I have a couple of 12mm diameter 1500mW laser modules and heatsinks, plus a cheap Chinese CNC router. However, fitting the lasers is difficult as the heatsinks don’t fit properly into the spindle motor holder. Also, the laser modules are 5V, whereas my CNC only provides a 12V PWM laser output. So, I designed this 3D printing project to hold the laser module and a small power step-down circuit that would fit properly in place of the spindle motor.
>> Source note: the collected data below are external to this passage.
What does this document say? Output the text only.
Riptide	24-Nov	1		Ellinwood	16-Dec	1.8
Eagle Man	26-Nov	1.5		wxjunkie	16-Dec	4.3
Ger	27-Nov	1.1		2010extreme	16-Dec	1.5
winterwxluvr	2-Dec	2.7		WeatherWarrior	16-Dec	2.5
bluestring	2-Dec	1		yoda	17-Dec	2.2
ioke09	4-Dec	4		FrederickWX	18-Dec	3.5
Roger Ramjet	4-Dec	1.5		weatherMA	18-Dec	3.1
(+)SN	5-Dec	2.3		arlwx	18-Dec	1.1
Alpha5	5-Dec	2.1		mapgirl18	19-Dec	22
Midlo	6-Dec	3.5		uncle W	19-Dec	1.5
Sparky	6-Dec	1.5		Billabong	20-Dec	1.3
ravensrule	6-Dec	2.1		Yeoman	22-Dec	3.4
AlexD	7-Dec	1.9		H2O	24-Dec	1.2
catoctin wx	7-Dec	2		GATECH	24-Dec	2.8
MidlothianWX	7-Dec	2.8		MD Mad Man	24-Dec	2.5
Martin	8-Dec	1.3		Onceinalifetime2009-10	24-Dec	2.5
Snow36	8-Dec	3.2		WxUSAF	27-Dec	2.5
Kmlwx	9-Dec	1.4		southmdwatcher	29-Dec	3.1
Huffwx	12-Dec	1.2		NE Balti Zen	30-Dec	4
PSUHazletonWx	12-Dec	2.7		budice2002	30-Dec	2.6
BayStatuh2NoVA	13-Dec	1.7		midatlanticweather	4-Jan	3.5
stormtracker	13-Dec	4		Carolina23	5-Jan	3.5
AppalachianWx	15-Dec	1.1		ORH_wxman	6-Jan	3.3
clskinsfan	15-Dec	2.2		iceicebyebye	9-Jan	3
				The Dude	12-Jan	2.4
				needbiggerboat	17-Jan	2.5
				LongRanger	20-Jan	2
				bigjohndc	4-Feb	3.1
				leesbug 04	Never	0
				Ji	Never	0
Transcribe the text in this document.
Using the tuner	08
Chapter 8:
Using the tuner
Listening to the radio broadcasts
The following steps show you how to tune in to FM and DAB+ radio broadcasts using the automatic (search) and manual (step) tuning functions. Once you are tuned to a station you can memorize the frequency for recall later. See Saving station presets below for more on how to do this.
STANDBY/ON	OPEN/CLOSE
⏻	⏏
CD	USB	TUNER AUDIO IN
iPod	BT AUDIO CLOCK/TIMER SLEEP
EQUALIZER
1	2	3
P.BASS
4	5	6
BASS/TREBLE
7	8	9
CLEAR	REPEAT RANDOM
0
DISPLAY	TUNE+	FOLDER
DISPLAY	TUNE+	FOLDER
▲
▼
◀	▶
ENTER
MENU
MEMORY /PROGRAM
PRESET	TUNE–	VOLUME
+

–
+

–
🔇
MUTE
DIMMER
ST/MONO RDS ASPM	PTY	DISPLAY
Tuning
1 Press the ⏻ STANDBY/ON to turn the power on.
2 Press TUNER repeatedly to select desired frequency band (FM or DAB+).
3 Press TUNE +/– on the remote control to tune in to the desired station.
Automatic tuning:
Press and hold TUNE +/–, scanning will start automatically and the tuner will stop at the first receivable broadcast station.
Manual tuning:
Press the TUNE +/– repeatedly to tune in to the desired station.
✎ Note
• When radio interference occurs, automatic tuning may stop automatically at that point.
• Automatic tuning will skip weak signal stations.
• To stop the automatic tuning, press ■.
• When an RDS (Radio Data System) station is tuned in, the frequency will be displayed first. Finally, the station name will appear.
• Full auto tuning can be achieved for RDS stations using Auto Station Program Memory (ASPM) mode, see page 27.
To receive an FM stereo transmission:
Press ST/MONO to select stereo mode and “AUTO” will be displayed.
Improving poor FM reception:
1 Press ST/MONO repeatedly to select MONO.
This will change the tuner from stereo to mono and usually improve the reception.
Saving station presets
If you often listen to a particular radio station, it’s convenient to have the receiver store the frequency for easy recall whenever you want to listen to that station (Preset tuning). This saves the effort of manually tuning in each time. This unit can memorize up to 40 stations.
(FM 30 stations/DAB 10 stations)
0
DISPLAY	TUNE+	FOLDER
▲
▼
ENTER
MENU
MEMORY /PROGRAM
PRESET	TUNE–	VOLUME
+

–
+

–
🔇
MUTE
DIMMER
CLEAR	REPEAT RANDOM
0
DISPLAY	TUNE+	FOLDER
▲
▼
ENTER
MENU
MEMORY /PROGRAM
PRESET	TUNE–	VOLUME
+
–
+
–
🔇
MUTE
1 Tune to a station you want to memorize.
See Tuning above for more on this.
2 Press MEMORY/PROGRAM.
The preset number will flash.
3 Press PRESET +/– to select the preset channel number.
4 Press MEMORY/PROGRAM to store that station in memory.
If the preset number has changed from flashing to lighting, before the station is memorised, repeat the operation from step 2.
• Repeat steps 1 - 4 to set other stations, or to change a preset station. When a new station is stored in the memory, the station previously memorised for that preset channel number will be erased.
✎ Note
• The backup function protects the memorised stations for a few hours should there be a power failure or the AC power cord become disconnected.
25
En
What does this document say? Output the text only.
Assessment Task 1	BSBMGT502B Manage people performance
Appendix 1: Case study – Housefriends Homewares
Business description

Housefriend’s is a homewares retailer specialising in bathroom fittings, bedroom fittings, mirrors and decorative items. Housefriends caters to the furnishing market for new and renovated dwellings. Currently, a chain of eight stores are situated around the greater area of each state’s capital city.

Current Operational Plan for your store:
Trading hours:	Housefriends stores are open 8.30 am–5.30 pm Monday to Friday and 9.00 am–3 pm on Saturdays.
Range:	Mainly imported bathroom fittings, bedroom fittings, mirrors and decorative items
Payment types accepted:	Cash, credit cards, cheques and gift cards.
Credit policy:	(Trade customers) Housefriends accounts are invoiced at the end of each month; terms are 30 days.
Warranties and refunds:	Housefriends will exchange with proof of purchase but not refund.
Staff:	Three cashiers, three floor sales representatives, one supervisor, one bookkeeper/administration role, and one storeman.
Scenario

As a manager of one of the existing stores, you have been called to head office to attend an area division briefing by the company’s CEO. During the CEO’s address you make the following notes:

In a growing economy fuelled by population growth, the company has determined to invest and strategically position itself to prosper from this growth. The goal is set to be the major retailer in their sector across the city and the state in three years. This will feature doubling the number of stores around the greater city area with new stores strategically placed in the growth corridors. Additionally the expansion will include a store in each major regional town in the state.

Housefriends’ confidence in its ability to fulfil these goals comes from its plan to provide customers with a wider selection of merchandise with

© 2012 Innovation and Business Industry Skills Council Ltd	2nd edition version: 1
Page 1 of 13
You can download the 3D printing files by clicking here, including the OpenSCAD file for customisation as modules, heatsinks and mounting holes may differ for your laser. Also, it can be modified to add a small fan if necessary, to cool the laser when used continuously for a long time. For anyone interested: the step-down circuit is just a 7805 voltage regulator with a 10uF electrolytic capacitor on the 5V side, because the laser module has its own driver circuitry. You can see it in the photo below. Surprisingly for a simple circuit, it seems to work very well so far with GRBL control, but please use that circuit at your own risk.
Finally, a couple of construction notes in case they help:
I tied a knot in the cable under the lid for strain relief. As the knot is bigger than the hole in the lid, if the cable is accidentally pulled the knot stops it breaking off the circuit board.
The disc part with cutouts is a spacer that sits on the rim above the laser module. It allowed me to keep the circuit, which I glued onto it, away from the module.
My LASER is an attachment for my cheap Chinese 1610 CNC router so it isn’t tucked away inside a metal case with a tinted window. That means I have to wear LASER-safety glasses whenever it’s running, which can be annoying if I’ve got other things to do. So I designed this simple 3D printed shield with dark red windows (as the LASER is blue). It comprises a small frame that slips onto the LASER module (with a hole for a screw if needed to stop it sliding down) and a three-sided shield that slides onto the edge of the frame, as shown below.
After 3D printing the front and two sides need to have dark red plastic glued in: I cut mine from a plastic square photography filter I picked up cheap on eBay. Then those three pieces need gluing together at the front corners to make the shield. If you want to add some rigidity then there’s also a bottom component you can stick below the three sides. The shield is then easily removed for when you want to focus the LASER or for removing cut materials. You can download the 3D printing files from Thingiverse by clicking here, and in case you need to make adjustments that includes the OpenSCAD file. The shield also works well with my LASER extractor project, localising the area it extracts air from, which is one reason why the bottom plate is included in the design.
1500mW LASER diode modules are a very inexpensive accessory for cheap CNC machines, and are ideal for things like burning images and text onto wood. However, with a little care they can also be used for cutting thin materials. One of those materials that is likely to be widely used, especially when crafting or carding, is white paper. So I decided to see if I could cut some white paper, which was around 80 gsm (grams per square-meter) and came from a notebook.
Being white and fairly smooth it’s actually quite difficult to cut as it reflects a lot of the LASER energy. But with some care focussing the laser dot to be as small as possible, and adjusting the height of the LASER (as they often have short focal lengths so shouldn’t be too high), I was able to do quite a nice cut as shown in the picture above (100% power and 100 mm/min). Fortunately, the dot on the 1500mW LASER is quite small so I thought it could be fun to see how small I could cut out my dragon and the result is in the photo below: at less than 20mm wide the cut quality was still quite good.